Christmas saw me head back to the Motherland. A massive queue at the airport enabled me to spit on all the immigrants with their burgundy passports. Red, white and blue! Only blue. Someone had dropped a bottle of red wine in the queue. It smelt like Christmas and the broken glass made it look like the UK. Home.
The existence of family who wanted to see me strongly limited the opportunities that I had to watch football. Fortunately, a spare Saturday afternoon gave me the chance to head to South London’s very own Dulwich Hamlet with a friend who happens to be a season ticket holder. Up the Hamlet. Down with MacBeth.

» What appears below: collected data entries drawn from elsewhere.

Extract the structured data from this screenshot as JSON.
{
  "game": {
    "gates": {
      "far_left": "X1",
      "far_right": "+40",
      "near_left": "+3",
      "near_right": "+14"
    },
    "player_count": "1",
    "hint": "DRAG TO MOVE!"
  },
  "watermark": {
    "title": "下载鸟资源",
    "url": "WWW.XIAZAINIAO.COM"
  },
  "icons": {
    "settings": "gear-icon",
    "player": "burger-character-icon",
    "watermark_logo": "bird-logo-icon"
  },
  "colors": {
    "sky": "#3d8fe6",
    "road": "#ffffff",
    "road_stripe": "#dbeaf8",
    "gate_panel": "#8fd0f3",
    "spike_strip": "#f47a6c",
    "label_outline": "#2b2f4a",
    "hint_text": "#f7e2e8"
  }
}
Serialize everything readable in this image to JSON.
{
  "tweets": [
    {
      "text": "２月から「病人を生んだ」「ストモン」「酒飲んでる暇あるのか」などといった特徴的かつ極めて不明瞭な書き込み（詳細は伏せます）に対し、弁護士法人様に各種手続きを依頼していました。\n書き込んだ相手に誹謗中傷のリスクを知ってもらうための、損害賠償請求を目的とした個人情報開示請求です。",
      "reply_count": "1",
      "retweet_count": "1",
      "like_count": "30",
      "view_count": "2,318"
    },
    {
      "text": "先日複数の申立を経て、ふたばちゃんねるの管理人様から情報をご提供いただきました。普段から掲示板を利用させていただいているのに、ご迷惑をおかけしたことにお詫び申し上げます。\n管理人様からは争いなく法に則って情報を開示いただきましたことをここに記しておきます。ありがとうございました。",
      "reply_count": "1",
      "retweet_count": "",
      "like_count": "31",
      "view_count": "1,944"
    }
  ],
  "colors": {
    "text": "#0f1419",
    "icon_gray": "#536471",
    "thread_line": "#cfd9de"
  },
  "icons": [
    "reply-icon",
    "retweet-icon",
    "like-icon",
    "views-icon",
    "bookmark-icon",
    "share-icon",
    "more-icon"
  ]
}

From my limited knowledge of British non-league football, Dulwich are a popular team who have succeeded in attracting many on London’s expats (no one really comes from London) who are tired, priced out or underwhelmed by the fare churned out at the city’s numerous top flight clubs (except Spurs, who are the very bestest). The supporters are strongly anti-every thing bad (discrimination, racism, Nigel Farage) leading to a nice liberal live and let live feeling around the home ground, Champion’s Hill. (Did you know Phonm Penh has its own Olympic Stadium, which plays host to all of the country’s top flight matches, played host to a 2007 Ronan Keating concert and was used as an execution site by the nefarious Khmer Rouge?)
Football this way. Bar this way. What a day!
Champion’s Hill is the focal point of a story surrounding the club’s very survival. The club is currently heavily funded by a property developer (which saved the club with minutes to spare from bankruptcy in 2014) that plans to convert part of the current stadium into residential properties whilst shifting the football team 150 metres away onto an unused piece of scrubland which will be turned into a new 4,000 (likely to soulless) new stadium. The council have initially refused on the grounds that the proposal does not include sufficient affordable housing (a somewhat sore point for those of a left lean). The developers are threatening to pull the plug on the club unless they receive the green light from the council. The football club is caught with a live or die outcome (or so say the developers) in a game of cat and mouse between two other parties The story is ongoing (and probably significantly more nuanced than the version I have mashed together here). Given the club clearly has a groundswell of local support and 120+ years of history, it can only be hoped that it can continue to exist in its current form for a good while yet.
It cost GBP 11 to get in. An odd price given the amount of people who will probably pay with notes meaning that the club must ensure a fair number of pound coins are at hand (I look at the important administrative details of running a club.) Entrance is in one corner of the ground. Each end has a small, concrete terrace. One side has the grandstand with spacious bar at the back. Special marks for serving a decent selection of beer. The other side has a small covered area. A chip shop van in one corner and a bar in the other. Lost points for a lack of toilet facilities. Also there are quite a lot of dogs and babies/children. Watch out if you are scared of dogs and babies/children. No puppies though.
Line markings leave much to be desired
Dulwich are doing ok in the league. In fact, they have been doing ok for the last couple of seasons. In a league where one team is automatically promoted and a second through the play-offs, Dulwich have lost in the play-off finals in the last two seasons. They go into the game in second again behind moneybags Billericay Town whose side includes ex-Premier League players Jamie O’Hara, Jermaine Pennant and Luton’s own Kevin Foley. Boo. Billericay.
Today’s opponents are Leiston who sit in a more than respectable fourth; however, when the game settles down after some furious head tennis, it is clear that Dulwich are the better team. I wasn’t paying a huge amount of attention to the game as the occasion represented a good opportunity for a chinwag. Dulwich scored quite early before going on to ease to a 3-0 victory that was concluded as we polished off some chips. English chips. Fingers crossed for the club in this season and beyond…
Santa also owns a tan coat.
That is all for 2017. MTK got relegated before turning into a winning machine that will likely see their return to the top flight next year. I toned down the football watching to MTK and a few other scraps along the way. Take note Mrs Timmy B. Now it is time for a winter break and I will be back with some Hungarian cup action in mid-February.